KJ: To my foundation. My foundation gives it to teams that need it.
GF: Can you tell me where we can find that online for people who may want to get involved?
KJ: I have my foundation in Curaçao, but I didn’t make it international yet, and that’s the one thing yet that I probably have to start working on and see if we can get funds from international [sources] and maybe try to help develop and grow baseball.
GF: Your manager with the Netherlands, Hensley Muelens help start the Curacao Baseball Week a few years ago. How do you think that’s changing the game down in Curaçao?
KJ: It’s a great experience, man, to see all the major leaguers come together.
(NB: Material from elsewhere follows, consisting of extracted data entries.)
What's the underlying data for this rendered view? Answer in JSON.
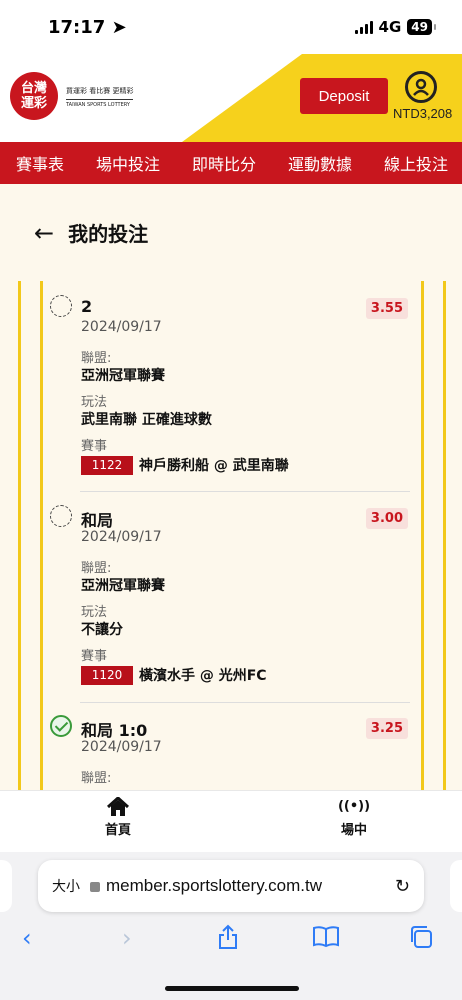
{
  "status": {
    "time": "17:17",
    "network": "4G",
    "battery": "49"
  },
  "header": {
    "logo_line1": "台灣",
    "logo_line2": "運彩",
    "slogan": "買運彩 看比賽 更精彩",
    "slogan_en": "TAIWAN SPORTS LOTTERY",
    "deposit_label": "Deposit",
    "balance": "NTD3,208"
  },
  "nav": {
    "items": [
      "賽事表",
      "場中投注",
      "即時比分",
      "運動數據",
      "線上投注"
    ]
  },
  "page": {
    "title": "我的投注"
  },
  "labels": {
    "league": "聯盟:",
    "play": "玩法",
    "event": "賽事"
  },
  "bets": [
    {
      "selection": "2",
      "date": "2024/09/17",
      "odds": "3.55",
      "league": "亞洲冠軍聯賽",
      "play": "武里南聯 正確進球數",
      "code": "1122",
      "match": "神戶勝利船 @ 武里南聯",
      "settled": false
    },
    {
      "selection": "和局",
      "date": "2024/09/17",
      "odds": "3.00",
      "league": "亞洲冠軍聯賽",
      "play": "不讓分",
      "code": "1120",
      "match": "橫濱水手 @ 光州FC",
      "settled": false
    },
    {
      "selection": "和局 1:0",
      "date": "2024/09/17",
      "odds": "3.25",
      "settled": true
    }
  ],
  "apptabs": {
    "home": "首頁",
    "live": "場中",
    "live_icon": "((•))"
  },
  "browser": {
    "aa": "大小",
    "url": "member.sportslottery.com.tw"
  }
}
I wasn’t in the last three years, to see our current major leaguer players locally go in and help the kids and show them their experience and then have guys like Chris Archer go there, I think that’s a very great thing. We need more of those.
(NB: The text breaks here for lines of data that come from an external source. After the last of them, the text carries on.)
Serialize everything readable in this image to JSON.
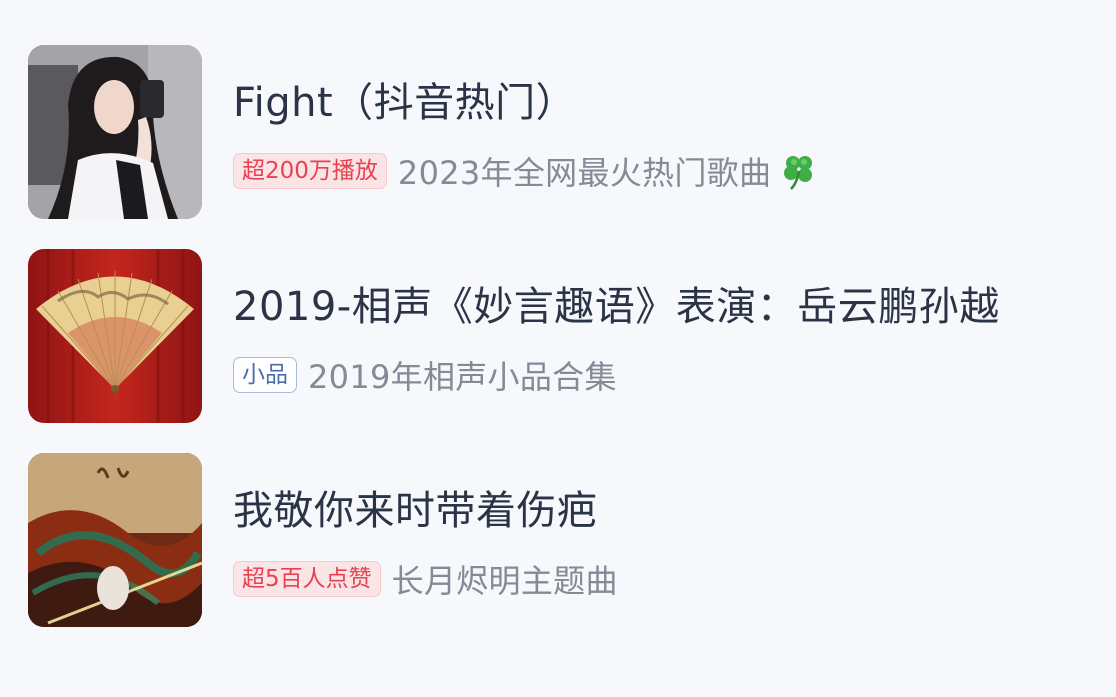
{
  "items": [
    {
      "title": "Fight（抖音热门）",
      "tag": "超200万播放",
      "tag_style": "red",
      "desc": "2023年全网最火热门歌曲",
      "desc_icon": "four-leaf-clover-icon"
    },
    {
      "title": "2019-相声《妙言趣语》表演：岳云鹏孙越",
      "tag": "小品",
      "tag_style": "blue",
      "desc": "2019年相声小品合集"
    },
    {
      "title": "我敬你来时带着伤疤",
      "tag": "超5百人点赞",
      "tag_style": "red",
      "desc": "长月烬明主题曲"
    }
  ],
  "colors": {
    "background": "#f7f8fc",
    "title": "#2b3446",
    "desc": "#858a96",
    "tag_red_text": "#e6424f",
    "tag_red_bg": "#fbe4e6",
    "tag_blue_text": "#4a6ea8",
    "tag_blue_border": "#aab9d9"
  }
}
GF: What some young players that fans of the Netherlands and of Curaçao that might break on the scene as the next generation of Curaçaoan talent? Do you have in mind any players, maybe teenagers, that are coming up?
KJ: No, I don’t, but I’ve been hearing a lot from my scout on the Chirino team, that he has a lot of good players coming up, so I think there’s a lot of talent coming up.
GF: It’s been a pleasure, I really appreciate you talking about Dutch baseball and Curaçao and it was fun watching you guys in the World Baseball Classic. Good luck the rest of the season with the Dodgers and see you at the next Classic!
KJ: Thank you!
If you enjoyed this interview, you may find the following articles interesting:
MLB Legend Jim Kaat Talks New Zealand Baseball, Dutch Heritage, and WBC
“It Means a Lot”: Balentien and Profar on WBC
Jansen on Putting the Netherlands ‘On the Map’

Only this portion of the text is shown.